In recent years, numerous techno-economic analyses examining deep decarbonization scenarios in the United States have pointed to the promise of diverse pathways. In these studies, the lowest cost modeling cases typically include a very large share of generation supplied by wind and solar along with substantial firm electric resources that provide grid reliability and lower system costs. In some cases, these firm resources also reduce the need for new transmission infrastructure and land required to site dispersed generating facilities. These firming resources include technologies such as long-duration energy storage, fossil generation with carbon capture and sequestration, advanced nuclear, reservoir hydropower, zero-carbon liquid fuels such as hydrogen, or other firm renewable technologies such as advanced geothermal energy.

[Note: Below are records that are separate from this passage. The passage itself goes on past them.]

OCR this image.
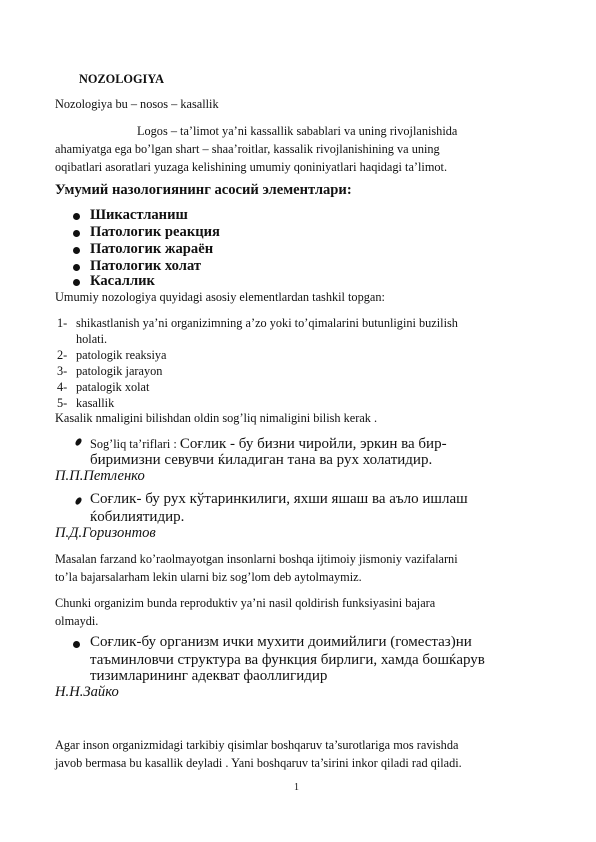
NOZOLOGIYA
Nozologiya bu – nosos – kasallik
Logos – ta’limot ya’ni kassallik sabablari va uning rivojlanishida
ahamiyatga ega bo’lgan shart – shaa’roitlar, kassalik rivojlanishining va uning
oqibatlari asoratlari yuzaga kelishining umumiy qoniniyatlari haqidagi ta’limot.
Умумий назологиянинг асосий элементлари:
Шикастланиш
Патологик реакция
Патологик жараён
Патологик холат
Касаллик
Umumiy nozologiya quyidagi asosiy elementlardan tashkil topgan:
1- shikastlanish ya’ni organizimning a’zo yoki to’qimalarini butunligini buzilish
holati.
2- patologik reaksiya
3- patologik jarayon
4- patalogik xolat
5- kasallik
Kasalik nmaligini bilishdan oldin sog’liq nimaligini bilish kerak .
Sog’liq ta’riflari : Соғлик - бу бизни чиройли, эркин ва бир-
биримизни севувчи ќиладиган тана ва рух холатидир.
П.П.Петленко
Соғлик- бу рух кўтаринкилиги, яхши яшаш ва аъло ишлаш
ќобилиятидир.
П.Д.Горизонтов
Masalan farzand ko’raolmayotgan insonlarni boshqa ijtimoiy jismoniy vazifalarni
to’la bajarsalarham lekin ularni biz sog’lom deb aytolmaymiz.
Chunki organizim bunda reproduktiv ya’ni nasil qoldirish funksiyasini bajara
olmaydi.
Соғлик-бу организм ички мухити доимийлиги (гоместаз)ни
таъминловчи структура ва функция бирлиги, хамда бошќарув
тизимларининг адекват фаоллигидир
Н.Н.Зайко
Agar inson organizmidagi tarkibiy qisimlar boshqaruv ta’surotlariga mos ravishda
javob bermasa bu kasallik deyladi . Yani boshqaruv ta’sirini inkor qiladi rad qiladi.
1
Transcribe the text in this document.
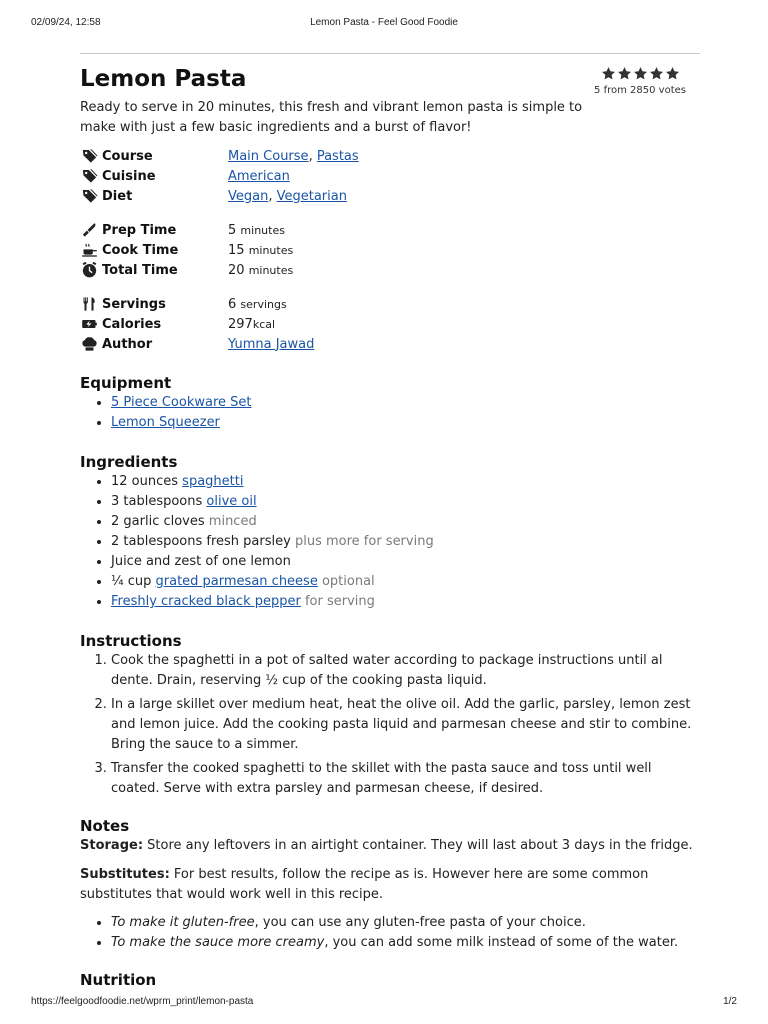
02/09/24, 12:58	Lemon Pasta - Feel Good Foodie
Lemon Pasta	5 from 2850 votes

Ready to serve in 20 minutes, this fresh and vibrant lemon pasta is simple to make with just a few basic ingredients and a burst of flavor!

Course	Main Course, Pastas
Cuisine	American
Diet	Vegan, Vegetarian
Prep Time	5 minutes
Cook Time	15 minutes
Total Time	20 minutes
Servings	6 servings
Calories	297kcal
Author	Yumna Jawad
Equipment
• 5 Piece Cookware Set
• Lemon Squeezer
Ingredients
• 12 ounces spaghetti
• 3 tablespoons olive oil
• 2 garlic cloves minced
• 2 tablespoons fresh parsley plus more for serving
• Juice and zest of one lemon
• ¼ cup grated parmesan cheese optional
• Freshly cracked black pepper for serving
Instructions
1. Cook the spaghetti in a pot of salted water according to package instructions until al dente. Drain, reserving ½ cup of the cooking pasta liquid.
2. In a large skillet over medium heat, heat the olive oil. Add the garlic, parsley, lemon zest and lemon juice. Add the cooking pasta liquid and parmesan cheese and stir to combine. Bring the sauce to a simmer.
3. Transfer the cooked spaghetti to the skillet with the pasta sauce and toss until well coated. Serve with extra parsley and parmesan cheese, if desired.
Notes

Storage: Store any leftovers in an airtight container. They will last about 3 days in the fridge.

Substitutes: For best results, follow the recipe as is. However here are some common substitutes that would work well in this recipe.

• To make it gluten-free, you can use any gluten-free pasta of your choice.
• To make the sauce more creamy, you can add some milk instead of some of the water.
Nutrition
https://feelgoodfoodie.net/wprm_print/lemon-pasta	1/2
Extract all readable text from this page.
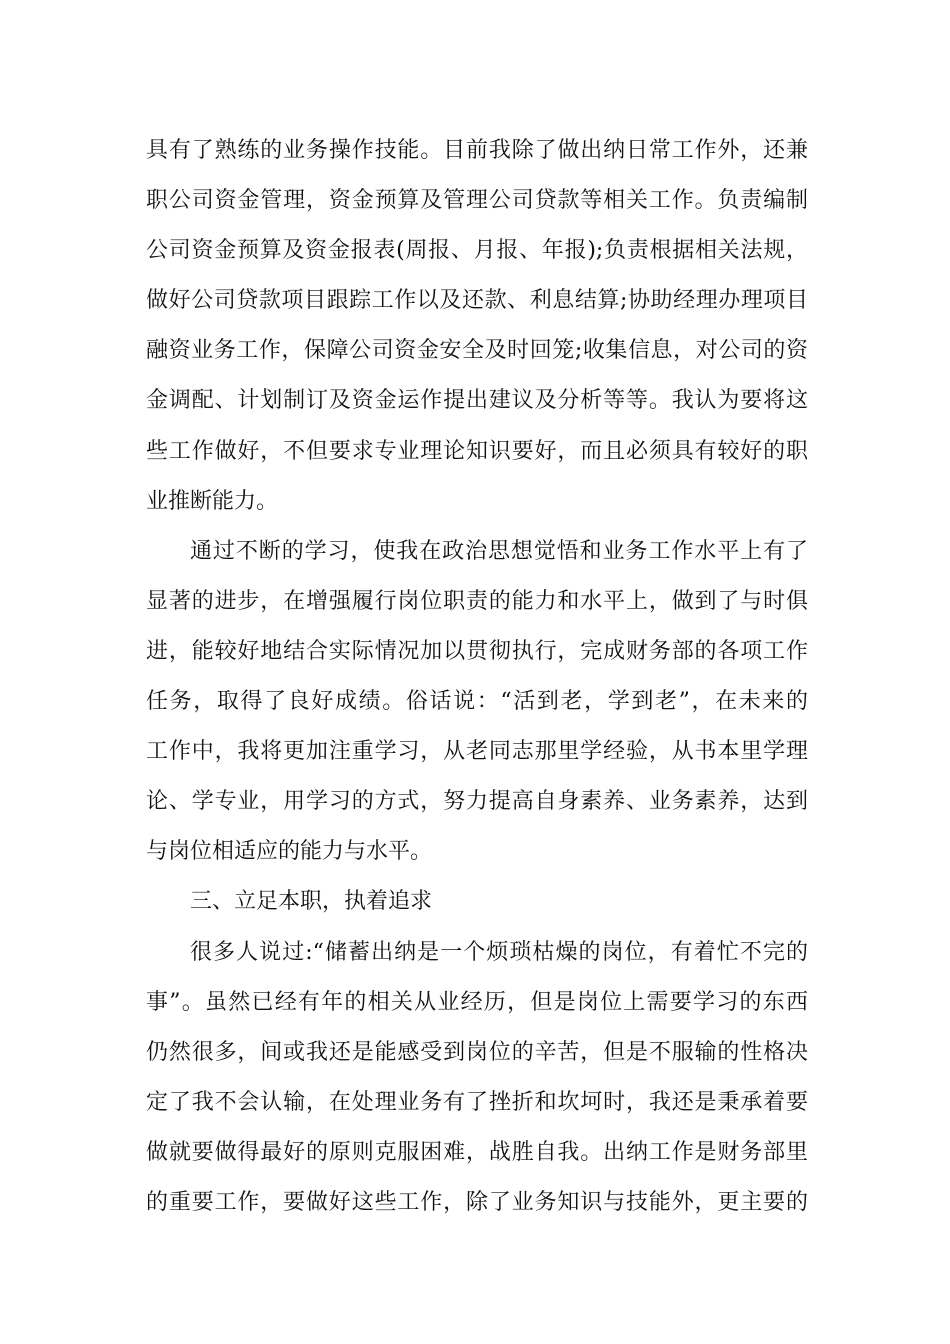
具有了熟练的业务操作技能。目前我除了做出纳日常工作外，还兼
职公司资金管理，资金预算及管理公司贷款等相关工作。负责编制
公司资金预算及资金报表(周报、月报、年报);负责根据相关法规，
做好公司贷款项目跟踪工作以及还款、利息结算;协助经理办理项目
融资业务工作，保障公司资金安全及时回笼;收集信息，对公司的资
金调配、计划制订及资金运作提出建议及分析等等。我认为要将这
些工作做好，不但要求专业理论知识要好，而且必须具有较好的职
业推断能力。
通过不断的学习，使我在政治思想觉悟和业务工作水平上有了
显著的进步，在增强履行岗位职责的能力和水平上，做到了与时俱
进，能较好地结合实际情况加以贯彻执行，完成财务部的各项工作
任务，取得了良好成绩。俗话说：“活到老，学到老”，在未来的
工作中，我将更加注重学习，从老同志那里学经验，从书本里学理
论、学专业，用学习的方式，努力提高自身素养、业务素养，达到
与岗位相适应的能力与水平。
三、立足本职，执着追求
很多人说过:“储蓄出纳是一个烦琐枯燥的岗位，有着忙不完的
事”。虽然已经有年的相关从业经历，但是岗位上需要学习的东西
仍然很多，间或我还是能感受到岗位的辛苦，但是不服输的性格决
定了我不会认输，在处理业务有了挫折和坎坷时，我还是秉承着要
做就要做得最好的原则克服困难，战胜自我。出纳工作是财务部里
的重要工作，要做好这些工作，除了业务知识与技能外，更主要的
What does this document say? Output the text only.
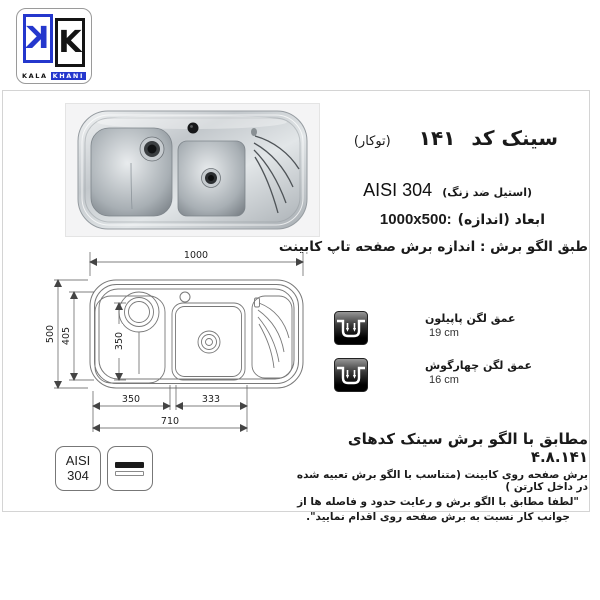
K K
KALA KHANI
سینک کد
۱۴۱
(توکار)
(استیل ضد زنگ)
AISI 304
ابعاد (اندازه)
1000x500:
طبق الگو برش : اندازه برش صفحه تاپ کابینت
1000
500 405	350
350	333
710
عمق لگن پاپیلون
19 cm
عمق لگن چهارگوش
16 cm
مطابق با الگو برش سینک کدهای ۴.۸.۱۴۱
برش صفحه روی کابینت (متناسب با الگو برش تعبیه شده در داخل کارتن )
"لطفا مطابق با الگو برش و رعایت حدود و فاصله ها از
جوانب کار نسبت به برش صفحه روی اقدام نمایید".
AISI
304
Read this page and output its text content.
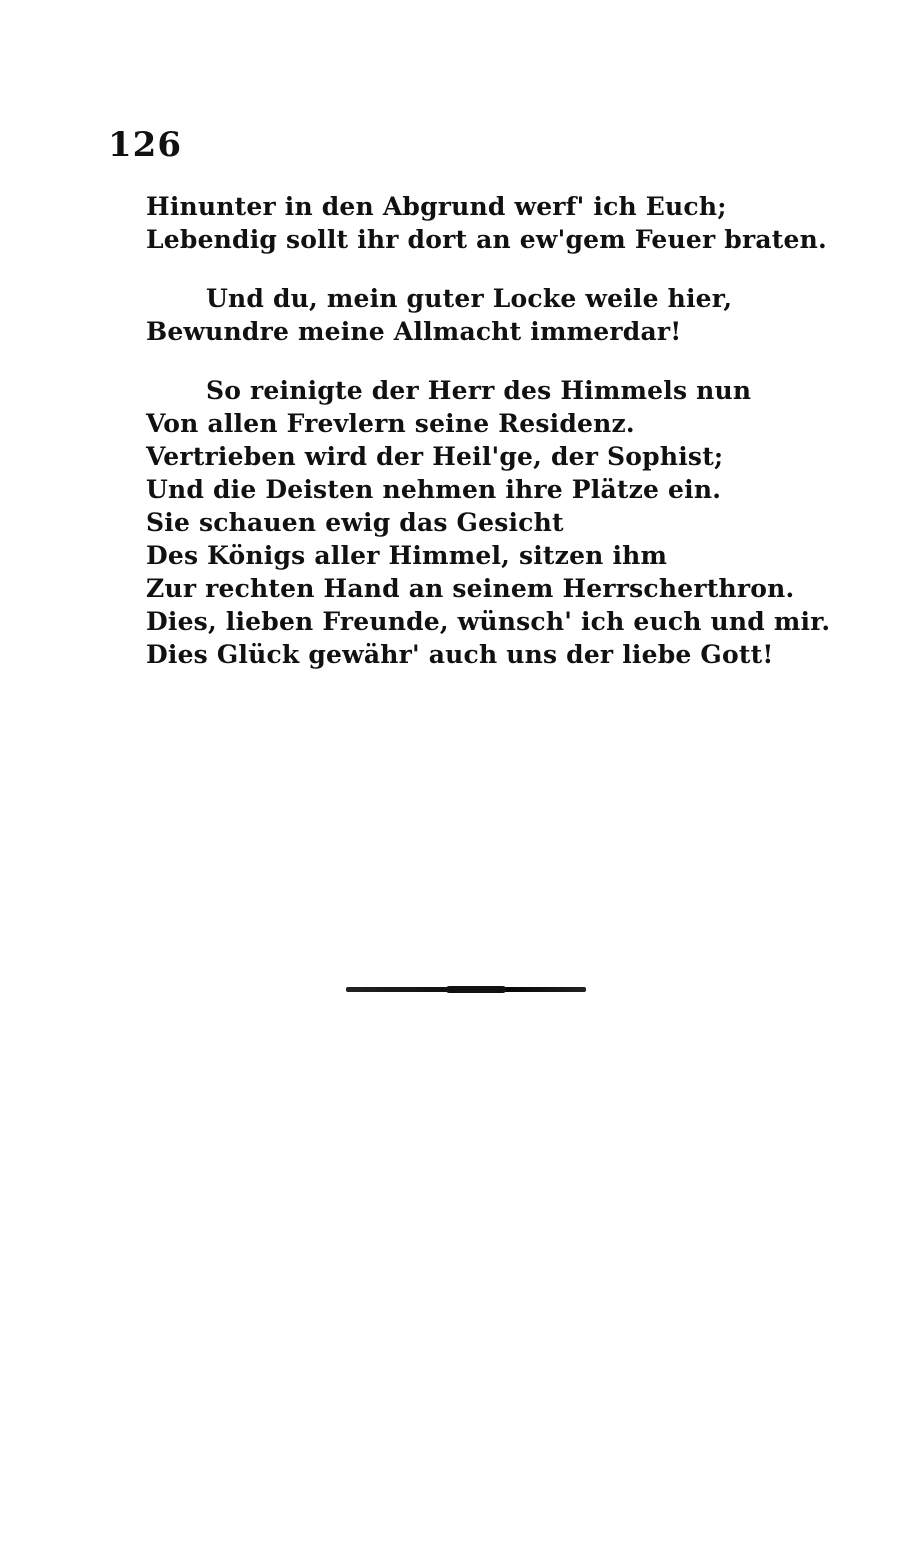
126

Hinunter in den Abgrund werf' ich Euch;
Lebendig sollt ihr dort an ew'gem Feuer braten.

Und du, mein guter Locke weile hier,
Bewundre meine Allmacht immerdar!

So reinigte der Herr des Himmels nun
Von allen Frevlern seine Residenz.
Vertrieben wird der Heil'ge, der Sophist;
Und die Deisten nehmen ihre Plätze ein.
Sie schauen ewig das Gesicht
Des Königs aller Himmel, sitzen ihm
Zur rechten Hand an seinem Herrscherthron.
Dies, lieben Freunde, wünsch' ich euch und mir.
Dies Glück gewähr' auch uns der liebe Gott!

Just as with the gas-centric path examined in this study, each of these other pathways has some promise and their own important uncertainties. In broad terms, the uncertainties have to do with the degree to which these technologies have been technically proven and demonstrated to perform as designed, their commercial competitiveness relative to other low- and zero-carbon technologies, and their potential to be sited, permitted and constructed in New England at the very rapid scale needed to fully decarbonize the electric sector in a timely way. Because of these uncertainties and their ubiquitous nature, there is no escaping the simple reality that any single pathway, relied up to the exclusion of others, would be a risky approach to timely decarbonization.
These real-world uncertainties can be managed by adopting a risk-based approach to decarbonization planning and policy. This involves analyzing a full range of low- and zero-carbon generation and storage technologies; assessing their particular technical, economic and deployment scaling risks; understanding the sequencing of actions needed given the time required to develop new infrastructure, commercialize technologies and build supply chains; quantifying the benefits of rapid technology innovation in and outside the electric sector; and based on that analysis, developing multi-pronged, flexible policies that speed deployment of a range of technologies in the near term, work to overcome remaining engineering, economic and siting challenges, and then adjust those policies over time as technical, competitiveness and social conditions evolve in the region.
Such a risk-based approach more accurately represents the real-world decarbonization challenge with all its uncertainty, highlights technical, commercial and siting questions for policymakers to address, and helps sequence key decisions through time. This will lead to more effective policy making and ensure the region’s economy will be fully decarbonized in a reliable, affordable and timely way.
The study suggests, but does not answer, many of these risk-related questions. If treated as a starting point rather than an endpoint for the decarbonization discussion in New England, this study will have served a great purpose in raising them.